Quick Links

[PATCH v3] pg_progress() SQL function to monitor progression of long running SQL queries/utilities

From:	Remi Colinet <remi(dot)colinet(at)gmail(dot)com>
To:	pgsql-hackers <pgsql-hackers(at)postgresql(dot)org>
Subject:	[PATCH v3] pg_progress() SQL function to monitor progression of long running SQL queries/utilities
Date:	2017-06-21 14:01:14
Message-ID:	CADdR5nxQUSh5kCm9MKmNga8+c1JLxLHDzLhAyXpfo9-Wmc6s5g@mail.gmail.com
Views:	Raw Message \| Whole Thread \| Download mbox \| Resend email
Thread:
Lists:	pgsql-hackers

Hello,

This is version 3 of a new SQL function written in order to monitor long
running SQL queries/utilities in Postgres backends.
Previous patches were using a command named PROGRESS. This was restricting
the use to psql only.

Rationale for the new SQL function
=========================

The purpose of the new SQL function is to monitor the progression of long
running SQL queries/utilities in backend processes. It can be used to
evaluate when a query will complete and consequently whether it will
complete within a reasonable amount of time.
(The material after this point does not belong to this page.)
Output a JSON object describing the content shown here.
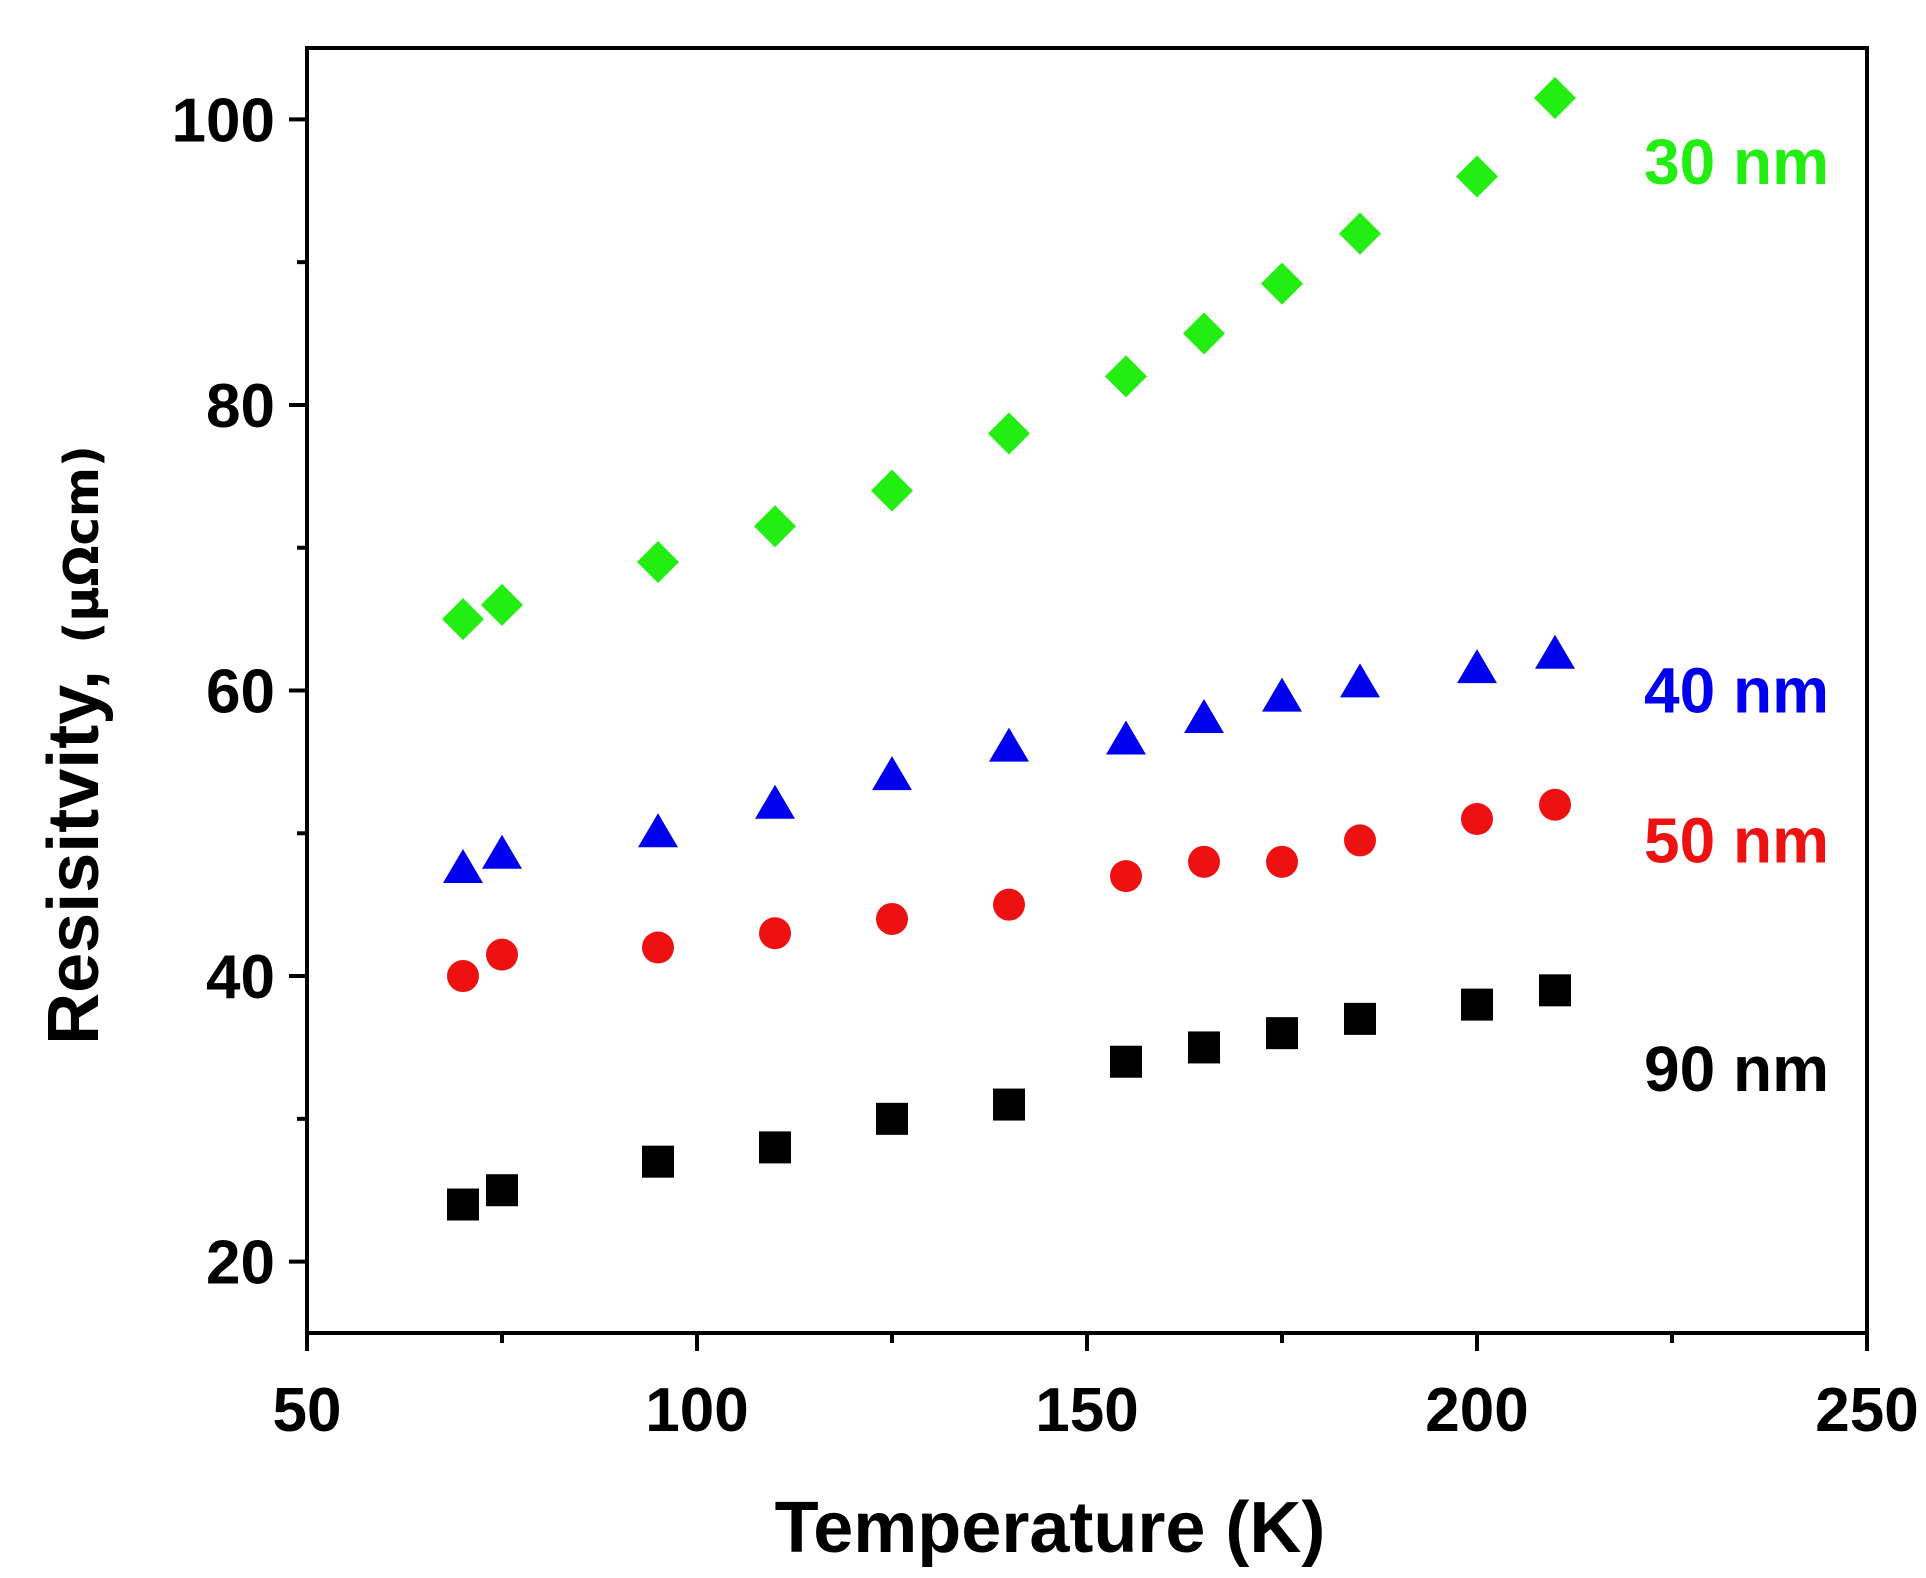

The function is named pg_progress(pid, verbosity).

Arguments are:

- pid : process pid of a given backend. This pid can be found using
pg_stat_activity(). This value can be also 0, in which case progress of all
backend processes is requested, one by one. Only regular backends can be
monitored. Specific backends such as WAL writer for instance are not
concerned by the new function.

- verbosity: this value ranges from 0 to 3. Higher value provide more
details. This also controls whether the disk space resource is exhibited.

The function returns a set of rows similar to name/value pairs reflecting
the execution tree and its progression for long running nodes. Long running
nodes are for instance SeqScan, IndexScan, Sort using tapes, TupleStore (on
disks), Limit, HashJoin.

The row fields returned by the SQL function are:

- pid: process pid of the backend being monitored

- ppid: parent pid or master processs pid for parallel queries

- bid: backend Id

- lineid: line number of a given backend

- indent: indentation of the node. This field and lineid are used to order
and indent the output, in order to reflect the execution tree.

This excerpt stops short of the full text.